Sebuah peristiwa kelam yang terjadi malam tanggal 30 September sampai 1 Oktober 1965, tujuh perwira tinggi militer Indonesia dibunuh dan dijebloskan dalam sebuah sumur tua di Lubang Buaya, Jakarta Timur.
Sejatinya peristiwa lubang buaya tak akan pernah jadi sejarah tanpa campur tangan saksi kunci dalam persitiwa itu. Tersebutlah nama Ajun Komisaris Besar Polisi (AKBP) Sukitman, satu-satunya orang yang berperan sebagai 'mata' dalam adegan kejam di Lubang Buaya
pada malam di mana peristiwa penculikan dan pembunuhan ke tujuh jendral berlangsung. Agen Polisi II (jabatan awal Sukitman) itu sedianya berjaga di Seksi Vm Kebayoran Baru (sekarang Kores 704) yang berlokasi di Wisma AURI di Jalan Iskandarsyah, Jakarta, bersama Sutarso rekannya yang berpangkat sama.
Lokasi penjagaan tak jauh dari kediaman Mayjen Donald Isaac Pandjaitan yang juga jadi korban pembunuhan PKI, di malam 30 September 1965. Ketika mendengar rentetan tembakan dari arah kediaman DI Pandjaitan di pagi buta 1 Oktober, segera Sukitman meninggalkan rekannya yang tetap di pos jaga, untuk mendatangi suara tembakan. Tapi di tengah kayuhan sepeda kumbangnya, Sukitman diberhentikan beberapa oknum tentara berseragam loreng dan berbaret merah, yang berusaha menghentikannya.
Di bawah ancaman senjata di kiri-kanan, Sukitman kemudian diseret dan dilemparkan ke dalam truk dalam keadaan tangan terikat dan mata tertutup. Kemudian, Sukitman ikut diculik ke Lubang Buaya dan sempat disiksa.
Dialah satu-satunya saksi ketika para jenderal dimasukkan ke sebuah lubang galian yang sempit.
Dari jarak sekitar 10 meter Sukitman bisa melihat dengan jelas sekelompok orang mengerumuni sebuah sumur sambil berteriak, "Ganyang kabir, ganyang kabir!
Di dalam sumur itu dimasukkan tubuh manusia - entah dari mana – yang langsung disusul oleh berondongan peluru.

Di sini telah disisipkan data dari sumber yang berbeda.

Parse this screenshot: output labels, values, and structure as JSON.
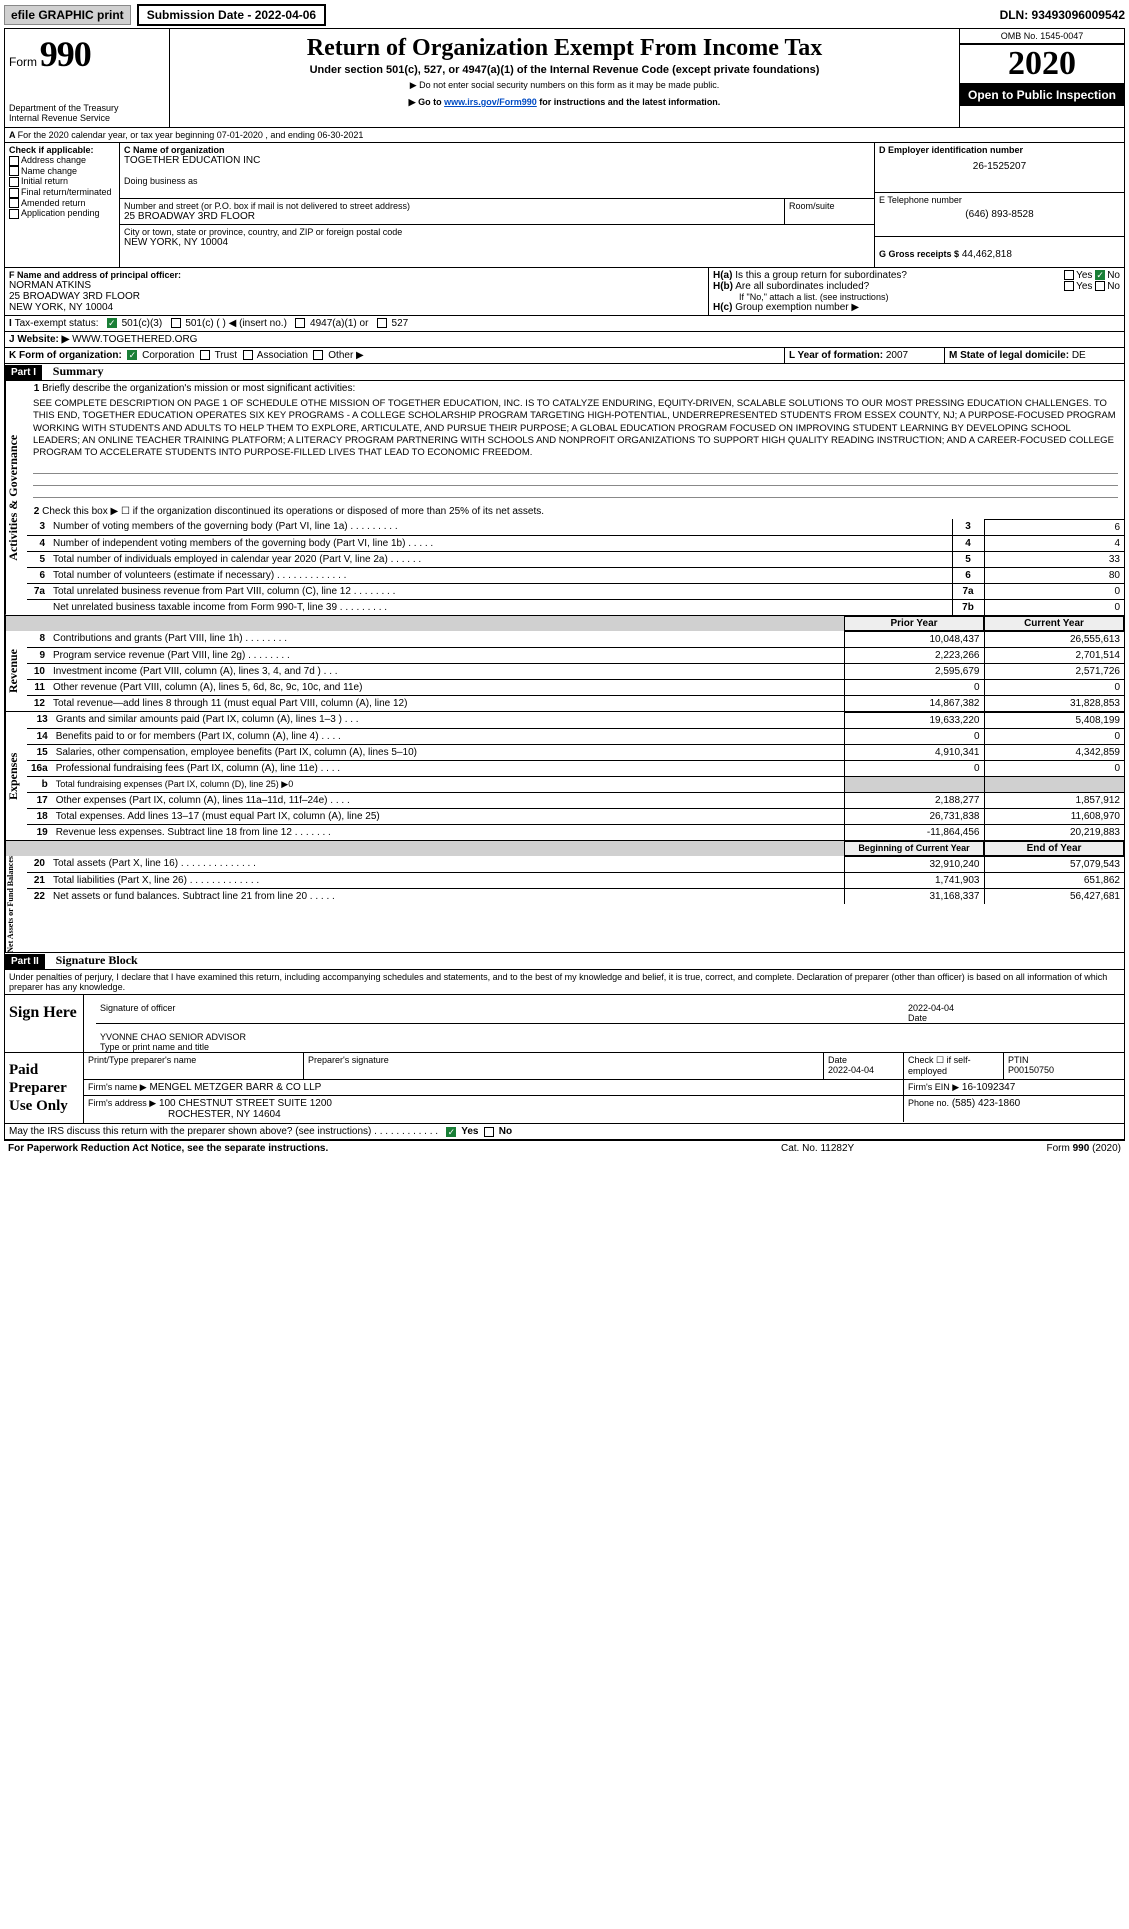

Sukitman sempat melihat seorang tawanan dalam keadaan masih hidup dengan pangkat bintang dua di pundaknya, mampir sejenak di tempatnya ditawan.
Pada hari di mana Sukitman berhasil lolos dalam kejadian kelam tersebut, ia masuk ke kolong truk untuk berbaring, karena kepalanya pusing. Walau sempat beberapa kali mendengar suara tembakan, Sukitman tetap tertidur pulas. Sampai ketika terbangung di sore hari, ia mendapati dirinya sendirian dekat lokasi kejadian. Tak ada pasukan yang semula menyiksa ke tujuh pahlawan revolusi tersebut.
Segera Sukitman melarikan diri dan melapor ke markas Resimen Para Komando Angkatan Darat (RPKAD) pada 3 Oktotber dan dipertemukan dengan Kolonel Sarwo Edi Wibowo. Sukitman diminta membuat denah tempat pembuangan mayat para jenderal, untuk dijadikan petunjuk pasukan RPKAD menggerbek lokasi tersebut.
Saat menjadi pemandu dengan dibawa Mayor CI Santoso dan ajudan Letjen Ahmad Yani, Kapten CPM Subarti, Sukitman nyaris tak bisa menemukan lubang yang dimaksud, lantaran tertimbun sampah. Kemudian di atasnya ditanamkan pohon pisang. Beruntung, lubang tersebut bisa ditemukan.
Karir Soekitman memang sedianya tak punya catatan cemerlang, tapi perannya sebagai saksi hidup peristiwa G30S hingga bisa jadi penuntut ditemukannya para jenderal itu, namanya mencuat.
Sukitman menerima penghargaan berupa kenaikan pangkat menjadi Agen Polisi Satu. Dia mendapatkan kenaikan pangkat dari AKP (Ajun Komisaris Polisi) menjadi AKBP (Ajun Komisaris Besar Polisi). Bintang Satria Tamtama diperolehnya bertepatan dengan Hari Kepolisian, 1 Juli 1966, dan Bintang Satya Penegak diberikan oleh Presiden Soeharto, tepat pada Hari ABRI, 5 Oktober 1966.
Polisi kelahiran Pelabuhan Ratu, Jawa Barat pada 30 Maret 1943 itu setidaknya mendapati penghormatan di hari terakhirnya.
Sukitman yang wafat di usia 64 tahun di Rumah Sakit Bakti Yudha Depok pada 13 Agustus 2007, dihormati dengan upacara kemiliteran ketika disemayamkan di Taman Makam Pahlawan Nasional Kalibata, Jakarta.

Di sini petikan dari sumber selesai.